In a victory for cosmetics companies everywhere, the Second Circuit has affirmed the dismissal of slack fill allegations claiming that L’Oréal’s pump dispense mechanism for serums, lotions, and liquid makeup prevents consumers from utilizing every drop of product.

Last August, we reported on the Southern District of New York’s decision granting L’Oréal’s motion to dismiss a putative class action alleging that a common pump dispense mechanism used on L’Oréal’s cosmetics bottles deceptively prevented consumers from accessing the entirety of the product.  Judge Koetl disagreed, finding that consumers are familiar with pump dispensers on cosmetics packaging, and that the plaintiffs’ alleged “disappointment” did not “establish deception” or “transform [L’Oréal’s] accurate labeling of the product’s net weight into fraud by omission.”  Judge Koetl also found that the plaintiffs’ claims were preempted by the Federal Food, Drug and Cosmetics Act (“FDCA”).  Because federal law requires L’Oréal to label its cosmetics products with the net quantity of the product, irrespective of the amount that is accessible through the pump, Judge Koetl found that the plaintiffs’ claims were preempted.

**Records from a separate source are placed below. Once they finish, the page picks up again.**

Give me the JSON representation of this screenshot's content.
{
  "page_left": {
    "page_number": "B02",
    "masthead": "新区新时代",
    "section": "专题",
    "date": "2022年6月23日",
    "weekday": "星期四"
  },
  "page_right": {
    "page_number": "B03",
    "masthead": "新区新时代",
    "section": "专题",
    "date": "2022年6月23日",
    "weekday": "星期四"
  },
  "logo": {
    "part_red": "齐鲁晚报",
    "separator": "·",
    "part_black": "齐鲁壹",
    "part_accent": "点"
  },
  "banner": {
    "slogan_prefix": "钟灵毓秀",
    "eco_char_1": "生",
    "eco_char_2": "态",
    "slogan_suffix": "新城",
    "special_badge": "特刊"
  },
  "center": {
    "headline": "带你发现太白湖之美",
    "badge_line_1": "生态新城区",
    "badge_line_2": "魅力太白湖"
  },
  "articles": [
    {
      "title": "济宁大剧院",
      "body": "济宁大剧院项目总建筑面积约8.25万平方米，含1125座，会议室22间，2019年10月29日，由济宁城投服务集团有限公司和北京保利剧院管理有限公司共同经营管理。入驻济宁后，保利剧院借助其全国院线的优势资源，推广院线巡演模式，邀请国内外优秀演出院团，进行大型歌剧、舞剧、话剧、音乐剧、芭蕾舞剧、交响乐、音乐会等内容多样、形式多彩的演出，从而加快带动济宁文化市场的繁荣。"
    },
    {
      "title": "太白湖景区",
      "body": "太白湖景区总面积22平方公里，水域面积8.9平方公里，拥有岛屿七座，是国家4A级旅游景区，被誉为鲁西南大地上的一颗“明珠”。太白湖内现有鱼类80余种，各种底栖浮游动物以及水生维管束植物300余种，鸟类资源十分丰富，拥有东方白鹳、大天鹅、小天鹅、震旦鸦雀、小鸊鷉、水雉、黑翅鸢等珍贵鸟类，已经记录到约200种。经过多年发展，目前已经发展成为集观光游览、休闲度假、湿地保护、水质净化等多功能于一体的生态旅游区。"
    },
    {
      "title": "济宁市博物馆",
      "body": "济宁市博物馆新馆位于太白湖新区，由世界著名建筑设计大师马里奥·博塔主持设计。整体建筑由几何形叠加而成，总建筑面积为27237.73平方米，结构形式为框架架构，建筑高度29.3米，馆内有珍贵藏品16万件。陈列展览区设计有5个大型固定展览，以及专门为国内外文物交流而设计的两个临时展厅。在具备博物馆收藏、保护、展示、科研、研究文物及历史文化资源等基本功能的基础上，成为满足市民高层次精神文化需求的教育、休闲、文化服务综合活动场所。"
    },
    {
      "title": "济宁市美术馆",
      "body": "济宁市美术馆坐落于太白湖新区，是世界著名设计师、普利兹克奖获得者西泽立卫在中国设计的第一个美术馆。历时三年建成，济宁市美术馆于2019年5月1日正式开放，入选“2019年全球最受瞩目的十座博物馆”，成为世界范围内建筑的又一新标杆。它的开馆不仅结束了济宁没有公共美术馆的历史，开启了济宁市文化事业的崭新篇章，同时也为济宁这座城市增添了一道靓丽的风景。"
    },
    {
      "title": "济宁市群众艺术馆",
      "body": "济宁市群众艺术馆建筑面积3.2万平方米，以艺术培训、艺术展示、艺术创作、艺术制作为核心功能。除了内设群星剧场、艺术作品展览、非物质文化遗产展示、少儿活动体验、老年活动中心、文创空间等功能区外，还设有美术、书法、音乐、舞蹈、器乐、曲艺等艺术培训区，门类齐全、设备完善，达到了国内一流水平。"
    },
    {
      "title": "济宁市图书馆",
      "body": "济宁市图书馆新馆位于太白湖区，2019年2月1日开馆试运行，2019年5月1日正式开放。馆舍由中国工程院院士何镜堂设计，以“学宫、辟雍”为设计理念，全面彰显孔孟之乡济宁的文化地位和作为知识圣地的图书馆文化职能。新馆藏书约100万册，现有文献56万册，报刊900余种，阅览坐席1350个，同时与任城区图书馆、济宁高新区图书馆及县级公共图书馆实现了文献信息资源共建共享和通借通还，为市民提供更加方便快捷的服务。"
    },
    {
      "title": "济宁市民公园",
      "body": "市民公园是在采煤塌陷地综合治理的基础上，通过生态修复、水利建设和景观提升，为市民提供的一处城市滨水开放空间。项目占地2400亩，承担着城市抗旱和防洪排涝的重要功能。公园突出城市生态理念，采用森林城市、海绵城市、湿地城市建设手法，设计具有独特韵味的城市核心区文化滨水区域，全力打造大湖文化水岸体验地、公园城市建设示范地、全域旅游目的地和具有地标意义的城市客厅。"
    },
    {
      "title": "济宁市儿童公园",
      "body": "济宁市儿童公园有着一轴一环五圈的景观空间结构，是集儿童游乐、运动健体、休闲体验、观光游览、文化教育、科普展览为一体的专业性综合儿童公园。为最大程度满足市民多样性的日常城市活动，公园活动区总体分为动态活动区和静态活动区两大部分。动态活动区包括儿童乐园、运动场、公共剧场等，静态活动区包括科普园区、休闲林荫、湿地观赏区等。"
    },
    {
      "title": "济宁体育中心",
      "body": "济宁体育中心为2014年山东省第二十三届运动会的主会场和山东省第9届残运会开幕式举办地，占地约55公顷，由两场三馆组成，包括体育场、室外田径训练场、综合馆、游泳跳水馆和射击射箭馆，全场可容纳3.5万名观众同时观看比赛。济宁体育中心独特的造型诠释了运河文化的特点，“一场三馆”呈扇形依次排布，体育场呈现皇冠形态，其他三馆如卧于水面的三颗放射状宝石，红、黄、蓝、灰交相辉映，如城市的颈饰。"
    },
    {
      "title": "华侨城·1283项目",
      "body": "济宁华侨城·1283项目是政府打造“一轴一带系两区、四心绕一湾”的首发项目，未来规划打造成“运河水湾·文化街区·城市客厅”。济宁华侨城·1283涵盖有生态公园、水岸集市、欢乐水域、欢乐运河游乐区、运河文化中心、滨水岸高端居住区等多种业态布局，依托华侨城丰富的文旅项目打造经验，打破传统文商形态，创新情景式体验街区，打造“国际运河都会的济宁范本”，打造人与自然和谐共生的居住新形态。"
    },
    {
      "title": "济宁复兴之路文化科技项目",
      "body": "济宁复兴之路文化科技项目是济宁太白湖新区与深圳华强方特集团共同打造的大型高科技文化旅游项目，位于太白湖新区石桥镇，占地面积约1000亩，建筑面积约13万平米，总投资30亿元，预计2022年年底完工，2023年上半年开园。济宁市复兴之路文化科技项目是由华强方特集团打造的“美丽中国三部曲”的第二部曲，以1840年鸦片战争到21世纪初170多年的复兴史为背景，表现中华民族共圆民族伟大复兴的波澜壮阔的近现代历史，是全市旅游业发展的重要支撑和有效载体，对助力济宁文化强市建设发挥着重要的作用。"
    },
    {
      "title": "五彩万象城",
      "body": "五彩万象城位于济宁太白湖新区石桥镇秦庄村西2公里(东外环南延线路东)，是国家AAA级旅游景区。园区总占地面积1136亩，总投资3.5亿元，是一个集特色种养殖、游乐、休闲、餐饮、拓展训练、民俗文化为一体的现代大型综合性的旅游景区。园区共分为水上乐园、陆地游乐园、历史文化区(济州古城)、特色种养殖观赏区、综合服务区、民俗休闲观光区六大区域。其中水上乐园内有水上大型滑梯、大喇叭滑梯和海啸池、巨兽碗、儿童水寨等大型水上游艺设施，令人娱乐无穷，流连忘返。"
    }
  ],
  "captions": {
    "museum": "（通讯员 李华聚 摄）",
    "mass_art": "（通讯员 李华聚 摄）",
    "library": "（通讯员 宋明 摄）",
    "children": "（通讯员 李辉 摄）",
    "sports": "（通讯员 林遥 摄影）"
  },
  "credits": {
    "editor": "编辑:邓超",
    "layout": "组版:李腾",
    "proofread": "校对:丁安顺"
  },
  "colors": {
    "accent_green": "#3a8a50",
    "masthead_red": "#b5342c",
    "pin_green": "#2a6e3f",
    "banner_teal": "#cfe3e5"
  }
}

The Second Circuit agreed.  Because the plaintiffs conceded that L’Oréal’s packaging complied with the FDCA with respect to the net-quantity of the product, the court found that, in order to avoid liability under the plaintiff’s theory, L’Oréal would have to “make an additional disclosure on its packaging, indicating that some cream cannot be retrieved or that the cream that is accessible is less than the net quantity displayed on the package label.”  (emphasis added).  Because such a theory would “impose labeling requirements on top of those already mandated in the FDCA,” the claims were preempted.

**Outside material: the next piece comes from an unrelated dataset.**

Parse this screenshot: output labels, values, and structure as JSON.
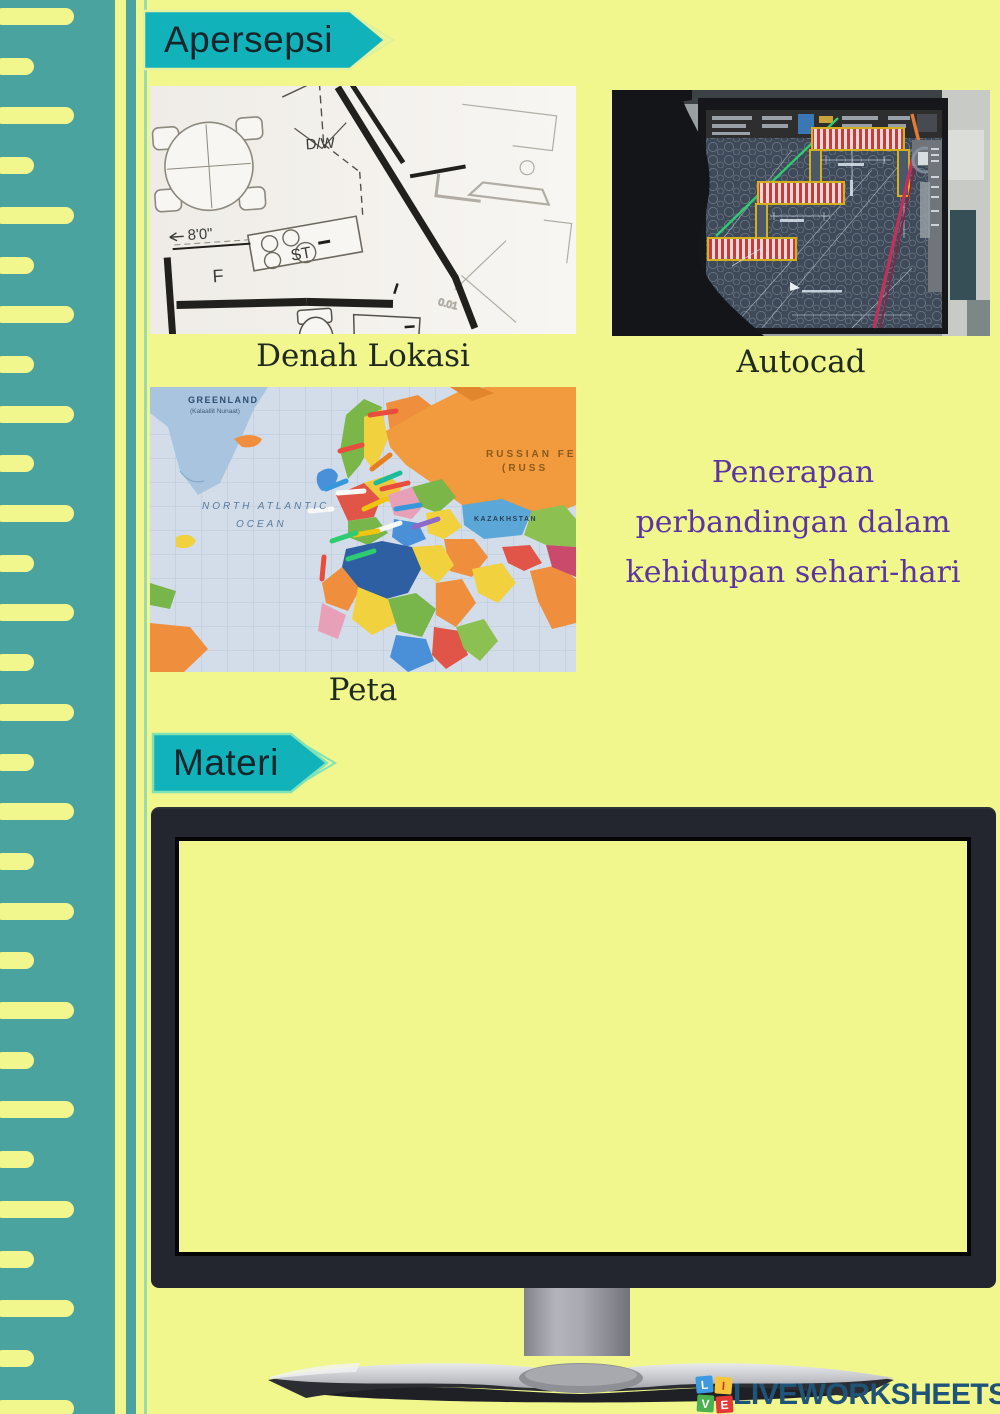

The Second Circuit did not reach the “reasonable consumer” grounds for the District Court’s decision, and we expect that the plaintiffs’ bar will continue to try to plead around FDCA preemption in slack fill cases.  But this decision will severely hinder their ability to do so—at least in the Second Circuit—and plaintiffs may start looking elsewhere to pursue these allegations.